Le jumelage, c’est une voie de solidarité et de fraternité


La première visite de Mgr Felemou dans notre diocèse a commencé par deux établissements de l'Enseignement Catholique, le Lycée Sainte Louise de Marillac et le collège Maintenon. Interview.

Quelles sont vos premières impressions ?
Je suis très heureux de l’accueil qui m'a été fait, autant le soir de mon arrivée, par Sœur Rose Dalva et le vicaire général, que par l'Enseignement Catholique. En Afrique, l'accueil est un élément de la tradition et quand on le retrouve ailleurs, on est très heureux.

Dans les établissements que vous avez visités, qu’avez-vous pu observer ?
L’avenir d’un pays se prépare dans une structure scolaire dont on prend soin . L’enseignement, ici, traduit l’intérêt que l’on a pour la jeunesse, à travers l’aide qu’on leur apporte, du soin que l’on met à faire naître chez eux des compétences.
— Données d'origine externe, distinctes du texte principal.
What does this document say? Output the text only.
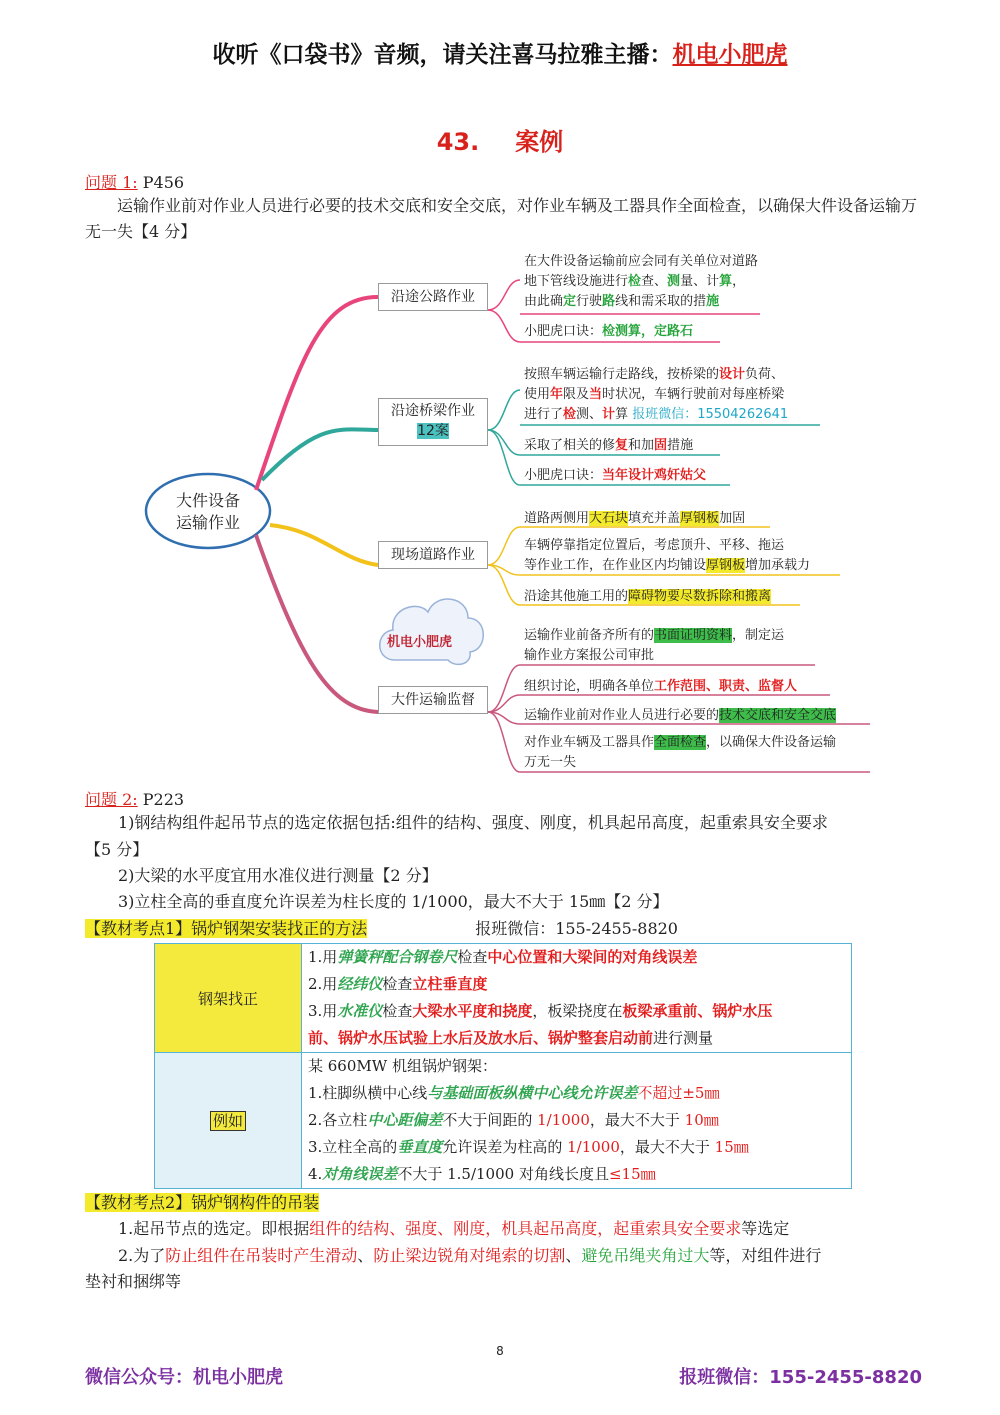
收听《口袋书》音频，请关注喜马拉雅主播：机电小肥虎
43. 案例
问题 1: P456
运输作业前对作业人员进行必要的技术交底和安全交底，对作业车辆及工器具作全面检查，以确保大件设备运输万无一失【4 分】
大件设备
运输作业
沿途公路作业
沿途桥梁作业
12案
现场道路作业
大件运输监督
机电小肥虎
在大件设备运输前应会同有关单位对道路
地下管线设施进行检查、测量、计算，
由此确定行驶路线和需采取的措施
小肥虎口诀：检测算，定路石
按照车辆运输行走路线，按桥梁的设计负荷、
使用年限及当时状况，车辆行驶前对每座桥梁
进行了检测、计算 报班微信：15504262641
采取了相关的修复和加固措施
小肥虎口诀：当年设计鸡奸姑父
道路两侧用大石块填充并盖厚钢板加固
车辆停靠指定位置后，考虑顶升、平移、拖运
等作业工作，在作业区内均铺设厚钢板增加承载力
沿途其他施工用的障碍物要尽数拆除和搬离
运输作业前备齐所有的书面证明资料，制定运
输作业方案报公司审批
组织讨论，明确各单位工作范围、职责、监督人
运输作业前对作业人员进行必要的技术交底和安全交底
对作业车辆及工器具作全面检查，以确保大件设备运输
万无一失
问题 2: P223
1)钢结构组件起吊节点的选定依据包括:组件的结构、强度、刚度，机具起吊高度，起重索具安全要求
【5 分】
2)大梁的水平度宜用水准仪进行测量【2 分】
3)立柱全高的垂直度允许误差为柱长度的 1/1000，最大不大于 15㎜【2 分】
【教材考点1】锅炉钢架安装找正的方法	报班微信：155-2455-8820
钢架找正	1.用弹簧秤配合钢卷尺检查中心位置和大梁间的对角线误差
2.用经纬仪检查立柱垂直度
3.用水准仪检查大梁水平度和挠度，板梁挠度在板梁承重前、锅炉水压
前、锅炉水压试验上水后及放水后、锅炉整套启动前进行测量

例如	某 660MW 机组锅炉钢架：
1.柱脚纵横中心线与基础面板纵横中心线允许误差不超过±5㎜
2.各立柱中心距偏差不大于间距的 1/1000，最大不大于 10㎜
3.立柱全高的垂直度允许误差为柱高的 1/1000，最大不大于 15㎜
4.对角线误差不大于 1.5/1000 对角线长度且≤15㎜
【教材考点2】锅炉钢构件的吊装
1.起吊节点的选定。即根据组件的结构、强度、刚度，机具起吊高度，起重索具安全要求等选定
2.为了防止组件在吊装时产生滑动、防止梁边锐角对绳索的切割、避免吊绳夹角过大等，对组件进行
垫衬和捆绑等
8
微信公众号：机电小肥虎	报班微信：155-2455-8820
On est dans un climat qui favorise l’éclosion de l' intelligence .
On y tient compte, aussi, de l’évolution d’aujourd’hui, pour que les jeunes ne soient pas dépassés demain par le monde dans lequel ils vivent. Les installations que j’ai visitées répondent aux critères d’aujourd’hui.
J’ai aussi noté la propreté des classes et des jeunes !
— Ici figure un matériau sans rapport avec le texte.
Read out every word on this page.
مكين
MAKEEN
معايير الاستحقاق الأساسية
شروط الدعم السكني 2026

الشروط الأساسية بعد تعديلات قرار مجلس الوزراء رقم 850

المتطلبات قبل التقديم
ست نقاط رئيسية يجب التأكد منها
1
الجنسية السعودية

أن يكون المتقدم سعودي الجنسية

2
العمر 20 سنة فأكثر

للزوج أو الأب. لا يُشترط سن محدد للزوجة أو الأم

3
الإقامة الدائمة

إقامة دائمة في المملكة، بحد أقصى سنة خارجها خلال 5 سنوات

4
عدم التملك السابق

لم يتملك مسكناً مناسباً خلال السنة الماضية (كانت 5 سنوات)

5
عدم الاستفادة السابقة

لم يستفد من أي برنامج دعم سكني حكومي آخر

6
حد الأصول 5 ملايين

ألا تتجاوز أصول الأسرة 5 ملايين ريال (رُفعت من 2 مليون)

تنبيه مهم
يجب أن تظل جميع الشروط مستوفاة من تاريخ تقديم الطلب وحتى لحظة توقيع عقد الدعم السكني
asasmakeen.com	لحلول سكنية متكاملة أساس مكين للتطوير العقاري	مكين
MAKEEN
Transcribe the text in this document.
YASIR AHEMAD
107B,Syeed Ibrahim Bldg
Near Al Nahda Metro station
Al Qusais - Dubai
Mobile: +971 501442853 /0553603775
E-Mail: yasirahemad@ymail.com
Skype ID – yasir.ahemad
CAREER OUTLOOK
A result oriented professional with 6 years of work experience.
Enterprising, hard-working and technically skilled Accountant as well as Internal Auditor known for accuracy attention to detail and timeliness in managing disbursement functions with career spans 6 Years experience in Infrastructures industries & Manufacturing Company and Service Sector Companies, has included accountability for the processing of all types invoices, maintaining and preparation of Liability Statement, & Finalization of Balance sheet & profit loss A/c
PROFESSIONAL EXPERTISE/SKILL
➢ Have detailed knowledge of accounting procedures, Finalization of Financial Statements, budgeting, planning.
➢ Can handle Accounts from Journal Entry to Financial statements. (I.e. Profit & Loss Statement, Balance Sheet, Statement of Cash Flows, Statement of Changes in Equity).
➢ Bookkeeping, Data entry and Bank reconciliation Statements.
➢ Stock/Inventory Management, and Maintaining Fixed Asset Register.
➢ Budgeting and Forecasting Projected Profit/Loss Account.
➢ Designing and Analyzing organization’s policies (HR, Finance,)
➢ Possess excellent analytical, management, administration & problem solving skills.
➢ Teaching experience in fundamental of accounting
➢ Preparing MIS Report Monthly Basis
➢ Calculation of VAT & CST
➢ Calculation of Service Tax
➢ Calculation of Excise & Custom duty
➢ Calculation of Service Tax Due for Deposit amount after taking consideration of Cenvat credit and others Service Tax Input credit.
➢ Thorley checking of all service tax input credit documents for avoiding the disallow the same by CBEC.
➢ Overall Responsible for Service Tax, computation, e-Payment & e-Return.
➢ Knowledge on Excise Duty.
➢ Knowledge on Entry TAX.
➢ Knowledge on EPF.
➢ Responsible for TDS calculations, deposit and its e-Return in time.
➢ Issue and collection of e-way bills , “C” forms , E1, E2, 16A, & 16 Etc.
Quelles impressions avez-vous ressenti ?
Les professeurs aiment vraiment leurs élèves. On veut porter l’enfant vers la connaissance, on est prêt à répondre à toutes les questions. On crée un climat favorable pour que les jeunes puissent s’équilibrer moralement et intellectuellement.

Et dans votre pays ?
Chez nous, c’est tout le contraire. Trop de professeurs enseignent encore ce qu’ils ont appris en 1960 !
Chez nous, pendant vingt-quatre ans, les étudiants ont été envoyés dans les pays de l’Est. D’où un retard de compétences. C’était dû à la fermeture organisée par le chef d’état de l’époque. Il y a eu une persécution cachée de l’Eglise. Toutes les écoles ont été nationalisée en 1960, tous les missionnaires expulsés en 1967, tous les mouvements de jeunesse supprimés en 1970, en particulier les mouvements catholiques. En 1970, l’archevêque de Conakry a même été mis en prison, un 24 décembre. Il y resté neuf ans.
Pendant ces années, il n’y a pas eu d’évêque en Guinée.
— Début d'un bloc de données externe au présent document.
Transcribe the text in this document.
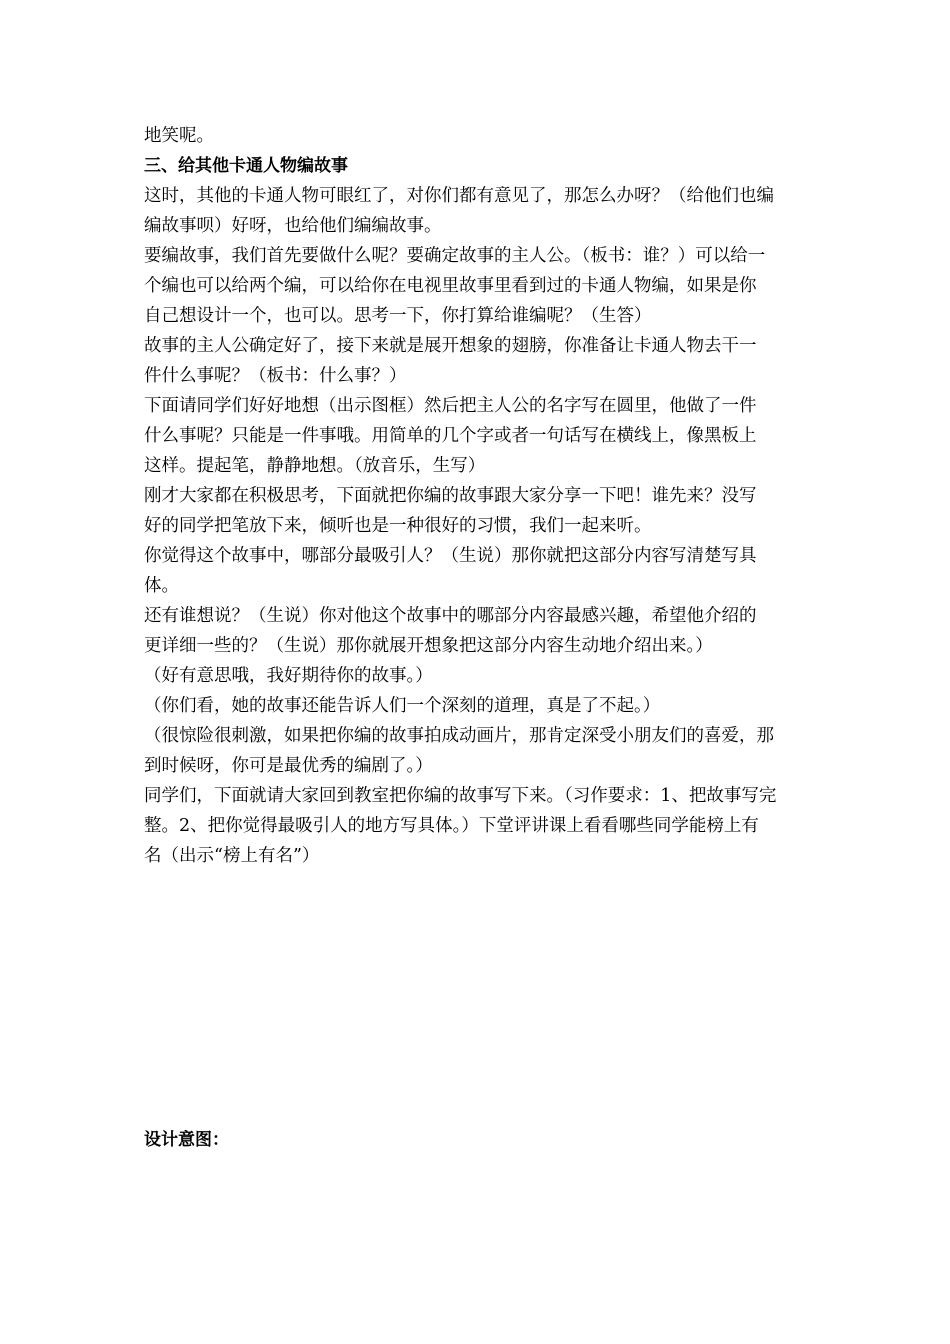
地笑呢。
三、给其他卡通人物编故事
这时，其他的卡通人物可眼红了，对你们都有意见了，那怎么办呀？（给他们也编
编故事呗）好呀，也给他们编编故事。
要编故事，我们首先要做什么呢？要确定故事的主人公。（板书：谁？）可以给一
个编也可以给两个编，可以给你在电视里故事里看到过的卡通人物编，如果是你
自己想设计一个，也可以。思考一下，你打算给谁编呢？（生答）
故事的主人公确定好了，接下来就是展开想象的翅膀，你准备让卡通人物去干一
件什么事呢？（板书：什么事？）
下面请同学们好好地想（出示图框）然后把主人公的名字写在圆里，他做了一件
什么事呢？只能是一件事哦。用简单的几个字或者一句话写在横线上，像黑板上
这样。提起笔，静静地想。（放音乐，生写）
刚才大家都在积极思考，下面就把你编的故事跟大家分享一下吧！谁先来？没写
好的同学把笔放下来，倾听也是一种很好的习惯，我们一起来听。
你觉得这个故事中，哪部分最吸引人？（生说）那你就把这部分内容写清楚写具
体。
还有谁想说？（生说）你对他这个故事中的哪部分内容最感兴趣，希望他介绍的
更详细一些的？（生说）那你就展开想象把这部分内容生动地介绍出来。）
（好有意思哦，我好期待你的故事。）
（你们看，她的故事还能告诉人们一个深刻的道理，真是了不起。）
（很惊险很刺激，如果把你编的故事拍成动画片，那肯定深受小朋友们的喜爱，那
到时候呀，你可是最优秀的编剧了。）
同学们，下面就请大家回到教室把你编的故事写下来。（习作要求：1、把故事写完
整。2、把你觉得最吸引人的地方写具体。）下堂评讲课上看看哪些同学能榜上有
名（出示“榜上有名”）
设计意图：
Qu’attendez-vous du jumelage de votre diocèse avec celui de Perpignan-Elne ?
Le jumelage, c’est une voie de solidarité et de fraternité où nous nous sentons Eglise-famille de Dieu. C’est le grand espoir de toutes les Eglises d’Afrique de marcher avec des Eglises qui ont plus de mille ans d’histoire.
Cette solidarité renforce la communion et l’homme est fait pour la communion. J’attends que l’on établisse la solidarité entre nos diocèses. J’attends aussi que nous échangions sur les dossiers qui entrent dans les critères du jumelage. Mes passions sont l’école, l’Eglise et la famille. Et l’école, chez nous, est blessée dans sa structure, dans sa forme. L’échange constitue un élément important pour corriger les tares de notre système d’éducation. Il nous faut découvrir les modèles d’éducation scientifique et professionnelle. Après ce que je viens de voir ici, j’en tire la conclusion que, chez nous, chacun devra sacrifier de son temps et de ses efforts pour être capable d’aider des élèves, pour que les jeunes ne soient pas des jeunes de seconde zone. Actuellement, un élève de Guinée ne peut pas continuer ses études en France.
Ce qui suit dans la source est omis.